|"Equivalent" does not always mean the same - remarks on the ground of the new financial instruments' definition|
|Thursday, 12 May 2016 23:00|
Commission Delegated Regulation of 25.4.2016 implementing MiFID II represents the coup de grâce for the hotly-debated topic of equivalency as the criterion for the differentiation of forward contracts being financial instruments from other physically settled OTC derivatives.
This step change from purely formal criterion based on the literal wording of the contract to the objective metric dependent only on verifiable trading data seems, however, as it stands, unworkable for legal practitioners.
Spot contracts (i.e. those for which, put simply, delivery is scheduled to be made within the period of two trading days) are, luckily, beyond the scope of these complications.
However, when it comes to longer perspectives, the issue arises how to organise the process for ongoing comparison of physical OTC forwards in scope of the company business with their potential match in the form of the standard on-venue contract traded not only regulated markets and MTFs, but also OTFs as well as third-country trading venues.
The purpose of this examination is not negligible, then - it is to establish whether given physical forward is a financial instrument under MiFID II, hence whether it is subject to the EMIR reporting, etc.
When making comparison between:
- current framework - stipulated in Article 38(1)(a)(iii) of the Regulation (EC) No 1287/2006 of 10 August 2006 implementing Directive 2004/39/EC of the European Parliament and of the Council as regards record-keeping obligations for investment firms, transaction reporting, market transparency, admission of financial instruments to trading, and defined terms for the purposes of that Directive (OJ L 241, 2.9.2006, p.1), and
- the one applying as from 3 January 2018 (Article 7(1)(a)(iii) of the Commission Delegated Regulation (EU) of 25.4.2016 supplementing Directive 2014/65/EU of the European Parliament and of the Council as regards organisational requirements and operating conditions for investment firms and defined terms for the purposes of that Directive, 25.4.2016 C(2016) 2398 final),
it is clearly visible that the essence is the financial instruments under MiFID II will no longer be OTC physically settled forward contracts "expressly stated" to be equivalent to the on-venue contract, but contracts that "are" equivalent.
In other words, subjective assessment has been replaced with the objective one.
But the devil is in the details, as ever.
MiFID II Delegated Regulation mandates to include in this analysis "the price, the lot, the delivery date and other contractual terms".
Particularly, "other contractual terms" may rise doubts as regards the level of granularity of this specific examination.
For example, what about different delivery locations?

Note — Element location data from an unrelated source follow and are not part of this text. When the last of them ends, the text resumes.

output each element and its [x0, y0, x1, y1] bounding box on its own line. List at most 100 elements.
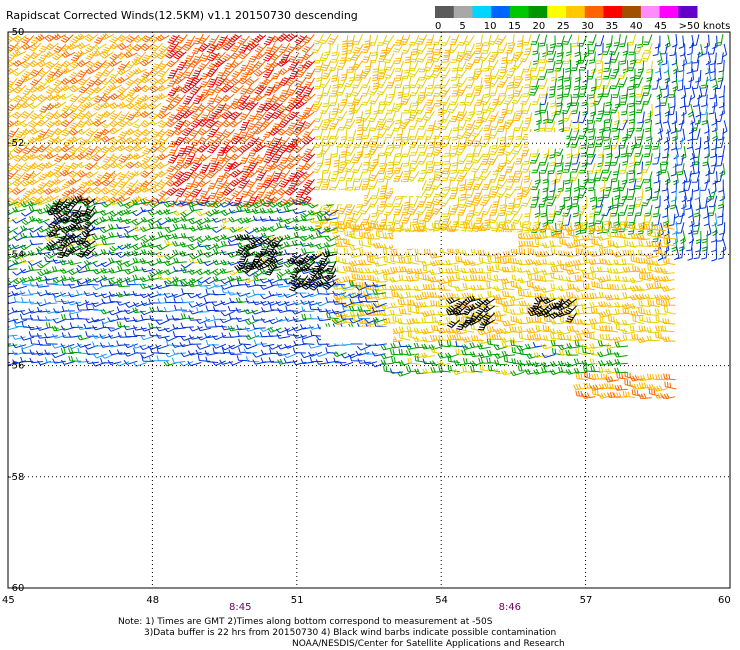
- wind-barb: [628, 94, 636, 108]
- wind-barb: [403, 162, 412, 175]
- wind-barb: [197, 249, 212, 256]
- wind-barb: [679, 204, 685, 218]
- wind-barb: [574, 318, 588, 325]
- wind-barb: [212, 248, 227, 255]
- wind-barb: [377, 51, 389, 63]
- wind-barb: [59, 43, 74, 52]
- wind-barb: [8, 343, 12, 345]
- wind-barb: [418, 137, 428, 149]
- wind-barb: [517, 290, 531, 298]
- wind-barb: [567, 283, 580, 290]
- wind-barb: [486, 281, 499, 290]
- wind-barb: [164, 239, 178, 246]
- wind-barb: [589, 292, 603, 299]
- wind-barb: [53, 224, 68, 232]
- wind-barb: [679, 230, 686, 245]
- wind-barb: [565, 312, 577, 323]
- wind-barb: [688, 34, 695, 49]
- wind-barb: [620, 103, 629, 116]
- wind-barb: [358, 274, 372, 281]
- wind-barb: [334, 241, 348, 247]
- wind-barb: [587, 146, 597, 158]
- wind-barb: [694, 204, 700, 218]
- wind-barb: [383, 365, 396, 374]
- wind-barb: [574, 223, 588, 230]
- wind-barb: [660, 161, 669, 174]
- wind-barb: [604, 376, 619, 383]
- wind-barb: [501, 103, 509, 116]
- wind-barb: [212, 111, 226, 120]
- wind-barb: [29, 239, 43, 246]
- wind-barb: [45, 110, 59, 120]
- wind-barb: [267, 207, 282, 214]
- wind-barb: [60, 145, 75, 153]
- wind-barb: [197, 60, 211, 71]
- wind-barb: [91, 224, 106, 230]
- wind-barb: [445, 297, 460, 304]
- wind-barb: [101, 239, 115, 246]
- wind-barb: [200, 69, 212, 80]
- wind-barb: [332, 299, 347, 305]
- wind-barb: [349, 355, 363, 362]
- wind-barb: [646, 316, 659, 324]
- wind-barb: [501, 51, 509, 65]
- wind-barb: [441, 213, 452, 225]
- wind-barb: [263, 59, 276, 70]
- wind-barb: [92, 341, 106, 347]
- wind-barb: [11, 350, 26, 356]
- wind-barb: [228, 161, 242, 170]
- wind-barb: [629, 277, 644, 284]
- wind-barb: [513, 110, 524, 122]
- wind-barb: [229, 178, 244, 187]
- wind-barb: [395, 95, 403, 108]
- wind-barb: [652, 152, 661, 165]
- wind-barb: [304, 68, 316, 80]
- wind-barb: [155, 319, 170, 325]
- wind-barb: [206, 169, 219, 179]
- wind-barb: [434, 154, 444, 166]
- wind-barb: [292, 136, 307, 144]
- wind-barb: [524, 368, 539, 375]
- wind-barb: [205, 356, 219, 363]
- wind-barb: [647, 299, 660, 308]
- wind-barb: [141, 128, 155, 137]
- wind-barb: [646, 309, 659, 316]
- no-data-area: [354, 398, 730, 588]
- wind-barb: [264, 171, 276, 182]
- wind-barb: [599, 258, 612, 265]
- wind-barb: [332, 221, 339, 234]
- wind-barb: [653, 224, 667, 232]
- wind-barb: [262, 68, 275, 79]
- wind-barb: [36, 249, 51, 255]
- wind-barb: [68, 355, 82, 362]
- wind-barb: [507, 197, 516, 210]
- wind-barb: [357, 306, 371, 312]
- wind-barb: [442, 205, 451, 218]
- wind-barb: [433, 43, 443, 56]
- wind-barb: [76, 110, 90, 120]
- wind-barb: [559, 197, 565, 211]
- wind-barb: [472, 136, 483, 147]
- wind-barb: [432, 222, 444, 231]
- wind-barb: [36, 301, 51, 307]
- wind-barb: [430, 300, 443, 308]
- wind-barb: [646, 187, 653, 201]
- wind-barb: [222, 129, 236, 138]
- wind-barb: [82, 219, 96, 229]
- wind-barb: [228, 201, 243, 207]
- wind-barb: [299, 234, 314, 242]
- wind-barb: [301, 265, 316, 272]
- wind-barb: [573, 77, 581, 91]
- wind-barb: [486, 316, 499, 325]
- wind-barb: [189, 162, 203, 172]
- wind-barb: [204, 332, 218, 339]
- wind-barb: [407, 256, 420, 265]
- wind-barb: [29, 162, 44, 170]
- wind-barb: [646, 240, 659, 248]
- wind-barb: [373, 260, 388, 267]
- wind-barb: [255, 162, 268, 173]
- wind-barb: [212, 306, 227, 312]
- wind-barb: [349, 298, 363, 304]
- wind-barb: [371, 362, 386, 368]
- wind-barb: [69, 85, 84, 93]
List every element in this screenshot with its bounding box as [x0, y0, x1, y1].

Are OTC forwards for physical delivery of electricity in Sweden equivalent to the same on-venue contracts with delivery in Greece?
It can be supposed they are not, but if somebody requested legal reasoning for this response, there may appear ambiguities.
In this context it is useful to note the concept for Economically-Equivalent OTC Contracts (EEOTC) developed for the purposes of the MiFID II position limits legal framework, currently subject to the equally vivid discussion (see for example ESMA's Opinion, Draft Regulatory Technical Standards on methodology for calculation and the application of position limits for commodity derivatives traded on trading venues and economically equivalent OTC contracts, 2 May 2016, ESMA/2016/668).
To exclude unreasonable netting under the position limits regime, the definition of the EEOTC formulated under this framework is very narrow.
The initial approach was the OTC contract had to posess not similar, but identical specifications to the contract on a trading venue, to qualify.
But in the said Opinion of 2 May 2016, ESMA/2016/668 (p. 12) ESMA "covered two additional possibilities where the contractual specifications might not be identical but still qualify as EEOTC. In case the specifications of the OTC contract in respect of lot sizes and delivery dates would be different from the on-venue contract this would not stop the OTC contract from being considered EEOTC. However, in the case of delivery dates the divergence with the exchange-traded contract is limited to one day. Different delivery locations will in ESMA's view, generally mean different economic characteristics."
"If, however, minor differences in delivery arrangements or other contract parameters are in future used with the apparent intent of circumventing the regime, ESMA may propose further amendments to the definition," ESMA added.
To conclude, considering human creativity and invention, it can be expected the equivalency criterion under the MiFID II position limits regime will be dynamic over time.
However, I suppose there is little chance to be correct to transfer uncritically interpretations on the EEOTC's scope from position limits legislation onto the territory of financial instruments' very definition under the said Article 7(1)(a)(iii) of the Commission Delegated Regulation of 25.4.2016. Or, maybe, I am wrong.
Nevertheless, it will be interesting to observe how these two competing legal frameworks for equivalency assesment work in practice.
Financial Instruments Reference Data System (FIRDS), inevitably, will play its role in that regard.